Il appartenait au législateur organique de donner vie à la nouvelle rédaction de l’article 11 de la Constitution instituant le référendum d’initiative partagée. Désormais, cette initiative appartiendra non pas aux citoyens, raison pour laquelle on ne parle pas de référendum d’initiative populaire, mais à un cinquième des membres du Parlement, soit le nombre – astronomique ! – de 185 parlementaires. Elle doit ensuite être soutenue par un dixième des électeurs, soit environ 4, 5 millions de soutiens.
Cela ne suffit toutefois pas à rendre obligatoire un référendum, une autre condition étant fixée. Celui-ci ne pourra être organisé que si les deux assemblées n’ont pas examiné le texte qui doit être soumis à référendum.
Enfin, l’article 11 prévoit que la procédure doit être organisée sous le contrôle du Conseil constitutionnel.
Cette initiative prendra la forme d’une proposition de loi qui pourra être déposée indifféremment sur le bureau de l’une ou l’autre des deux assemblées. Le recueil des soutiens, qui seront apportés par voie électronique, s’étalera sur une période de neuf mois. Toutes ces dispositions ont déjà été détaillées par les orateurs qui m’ont précédée à cette tribune.

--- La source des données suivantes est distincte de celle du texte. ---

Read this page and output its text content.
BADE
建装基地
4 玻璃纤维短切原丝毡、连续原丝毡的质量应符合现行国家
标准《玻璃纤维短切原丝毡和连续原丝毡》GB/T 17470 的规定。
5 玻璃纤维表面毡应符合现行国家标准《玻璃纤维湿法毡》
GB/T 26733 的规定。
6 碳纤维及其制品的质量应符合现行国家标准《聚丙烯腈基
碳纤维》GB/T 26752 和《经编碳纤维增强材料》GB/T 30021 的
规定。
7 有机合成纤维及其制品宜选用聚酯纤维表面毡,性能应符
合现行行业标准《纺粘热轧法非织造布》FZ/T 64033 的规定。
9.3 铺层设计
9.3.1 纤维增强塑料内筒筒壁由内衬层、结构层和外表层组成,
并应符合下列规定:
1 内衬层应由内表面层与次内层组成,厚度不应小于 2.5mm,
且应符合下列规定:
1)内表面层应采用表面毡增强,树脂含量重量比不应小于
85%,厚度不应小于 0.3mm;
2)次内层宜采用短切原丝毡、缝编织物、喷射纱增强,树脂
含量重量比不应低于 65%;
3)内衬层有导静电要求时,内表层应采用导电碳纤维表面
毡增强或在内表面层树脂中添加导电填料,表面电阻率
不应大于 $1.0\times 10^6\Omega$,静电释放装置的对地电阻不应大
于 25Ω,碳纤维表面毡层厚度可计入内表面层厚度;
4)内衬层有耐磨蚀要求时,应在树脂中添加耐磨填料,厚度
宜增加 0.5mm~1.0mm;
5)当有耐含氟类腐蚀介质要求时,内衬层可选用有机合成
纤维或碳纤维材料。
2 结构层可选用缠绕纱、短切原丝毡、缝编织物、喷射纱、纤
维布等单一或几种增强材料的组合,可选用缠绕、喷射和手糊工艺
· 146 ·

Il appartiendra au Conseil constitutionnel de vérifier qu’une initiative a reçu le nombre de soutiens nécessaire. En commission mixte paritaire, il a été précisé que ce contrôle serait effectué par une formation restreinte du Conseil constitutionnel, composée de son président et de deux de ses membres. Sur l’initiative du Gouvernement, l'Assemblée nationale a modifié ce point. C’est l’objet de l’amendement n° 1.
Là encore, on peut s’interroger sur la conformité de ce procédé avec l’adage delegatus delegare non potest, c'est-à-dire « le délégué ne peut pas déléguer ». Pour autant, nous partageons l’idée qu’il faut éviter que le Conseil constitutionnel ne se retrouve submergé par l’ampleur de sa nouvelle tâche, même si, en l’occurrence, les occasions ne seront pas très fréquentes.
Enfin, le projet de loi organique prévoit que la période pendant laquelle les deux assemblées doivent examiner la proposition de loi ayant reçu un nombre suffisant de soutiens s’étale sur six mois.
Nous avons pris la précaution de prévoir que le rejet de la proposition de loi par l’une des deux assemblées n’interromprait pas la navette parlementaire, comme c’est le cas pour les propositions de loi de droit commun. En effet, cela aurait permis à une seule des deux assemblées de forcer l’organisation d’un référendum.
Je tiens ici à faire remarquer qu’un point devra être traité dans les règlements des deux assemblées. En effet, si l’adoption d’une motion tendant à poser la question préalable ou d’une motion tendant à opposer l’exception d’irrecevabilité entraîne le rejet de la proposition de loi examinée, avec ce projet de loi organique, elle entraînera la transmission du texte discuté à l’autre assemblée.
Reste l’adoption d’une motion de renvoi en commission, qui, elle, ne vaut pas rejet du texte examiné. Elle permettrait à l’une des assemblées de garder « au chaud » une proposition de loi référendaire en son sein et d’empêcher sa transmission à l’autre assemblée. Il sera donc utile de préciser dans les règlements respectifs des deux assemblées que le renvoi en commission ne peut être appliqué aux propositions de loi à vocation référendaire.
En conclusion, cela a été souligné, chacun a ici conscience que les chances – ou les risques ! – qu’un référendum puisse être organisé sur le fondement de l’article 11 sont limitées, voire extrêmement restreintes, et ce pour plusieurs raisons.
Tout d’abord, dans la pratique, seul l’un des deux grands partis pourra en être à l’initiative. Ensuite, le nombre de 4, 5 millions de soutiens paraît difficile à atteindre, même avec les progrès de la communication électronique. Enfin et surtout, le référendum n’aura finalement lieu que si les assemblées et le Gouvernement le veulent bien et n’inscrivent pas la proposition de loi à l’ordre du jour des travaux du Parlement.
Pour autant, en tant que législateurs, nous sommes tenus de mettre en œuvre toutes les dispositions de la Constitution, ce que le gouvernement précédent s’était refusé à faire. C’est pourquoi, malgré les réserves qui viennent d’être énoncées dans cet hémicycle par mes collègues et par moi-même, le groupe socialiste apportera son soutien à ce dispositif.